On Tuesday, 31 March 2015 at 21:05:40 UTC, Xavier Bigand wrote:
Le 31/03/2015 20:21, Andrei Alexandrescu a écrit :
On 3/31/15 7:45 AM, Idan Arye wrote:
On Tuesday, 31 March 2015 at 13:34:24 UTC, Dicebot wrote:
On Tuesday, 31 March 2015 at 10:25:57 UTC, Idan Arye wrote:
I understand the preference to librarize as much as possible, but I don't think the desire to sacrifice every possible bit of convenience to avoid the tiniest changes to the language is always beneficial. I don't say that implementing everything inside the compiler is good either though, but in many cases some slight changes to the language can make the library solution so much more simple and elegant.

In this case, allowing to name a unittest should be a very simple language change that'll make any library implementation of the rest of the feature more elegant to use, simpler to implement, and more
consistent with alternative library implementations.

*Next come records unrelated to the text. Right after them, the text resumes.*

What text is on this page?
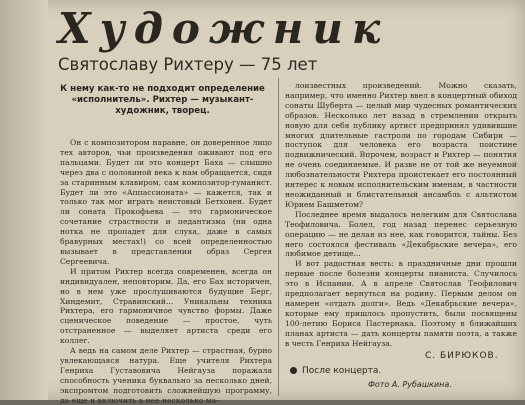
Художник
Святославу Рихтеру — 75 лет
К нему как-то не подходит определение «исполнитель». Рихтер — музыкант-художник, творец.

Он с композитором наравне, он доверенное лицо тех авторов, чьи произведения оживают под его пальцами. Будет ли это концерт Баха — слышно через два с половиной века к нам обращается, сидя за старинным клавиром, сам композитор-гуманист. Будет ли это «Аппассионата» — кажется, так и только так мог играть неистовый Бетховен. Будет ли соната Прокофьева — это гармоническое сочетание страстности и педантизма (ни одна нотка не пропадет для слуха, даже в самых бравурных местах!) со всей определенностью вызывает в представлении образ Сергея Сергеевича.

И притом Рихтер всегда современен, всегда он индивидуален, неповторим. Да, его Бах историчен, но в нем уже прослушиваются будущие Берг, Хиндемит, Стравинский... Уникальны техника Рихтера, его гармоничное чувство формы. Даже сценическое поведение — простое, чуть отстраненное — выделяет артиста среди его коллег.

А ведь на самом деле Рихтер — страстная, бурно увлекающаяся натура. Еще учителя Рихтера Генриха Густавовича Нейгауза поражала способность ученика буквально за несколько дней, экспромтом подготовить сложнейшую программу, да еще и включить в нее несколько ма-

лоизвестных произведений. Можно сказать, например, что именно Рихтер ввел в концертный обиход сонаты Шуберта — целый мир чудесных романтических образов. Несколько лет назад в стремлении открыть новую для себя публику артист предпринял удивившие многих длительные гастроли по городам Сибири — поступок для человека его возраста поистине подвижнический. Впрочем, возраст и Рихтер — понятия не очень соединяемые. И разве не от той же неуемной любознательности Рихтера проистекает его постоянный интерес к новым исполнительским именам, в частности неожиданный и блистательный ансамбль с альтистом Юрием Башметом?

Последнее время выдалось нелегким для Святослава Теофиловича. Болел, год назад перенес серьезную операцию — не делая из нее, как говорится, тайны. Без него состоялся фестиваль «Декабрьские вечера», его любимое детище...

И вот радостная весть: в праздничные дни прошли первые после болезни концерты пианиста. Случилось это в Испании. А в апреле Святослав Теофилович предполагает вернуться на родину. Первым делом он намерен «отдать долги». Ведь «Декабрьские вечера», которые ему пришлось пропустить, были посвящены 100-летию Бориса Пастернака. Поэтому в ближайших планах артиста — дать концерты памяти поэта, а также в честь Генриха Нейгауза.

С. БИРЮКОВ.
После концерта.
Фото А. Рубашкина.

It isn't simple at all. Name is just one of many meta-values you commonly want to attach to unittest block. Some others: description, dependency, parallelization, benchmark tag, I/O indicator. It is simply impossible to foresee it all in a language feature - but it is
exactly kind of data UDA are designed for. All we need is to
enhance/fix the language to actually make using of that information
convenient.

But unittests already have names(http://dpaste.dzfl.pl/b15e94000f15), so the only required change is to allow the user to specify that name. This
should be much simpler than adding entirely new fields.

Interesting point! -- Andrei
It will be nice to have named unittest.

And better if IDEs will be able to retrieve those names, to allow replay by name, displaying results by names,...

Building by unittest name! Imagine - instead of placing temporary code in `main` to develop a new feature or fix a bug, you put in a named unittest and tell your IDE/build-system to only build that unittest(and whatever code needed for it to run). You `writeln` stuff to the console, and when you get some changes to output what you want you change the `writeln`s to `assert`s and proceed to work on the next step. When you are done, all you have to do is tidy it up a bit and BAM - without any special effort you get a unittest that tests that feature/bug you just worked on.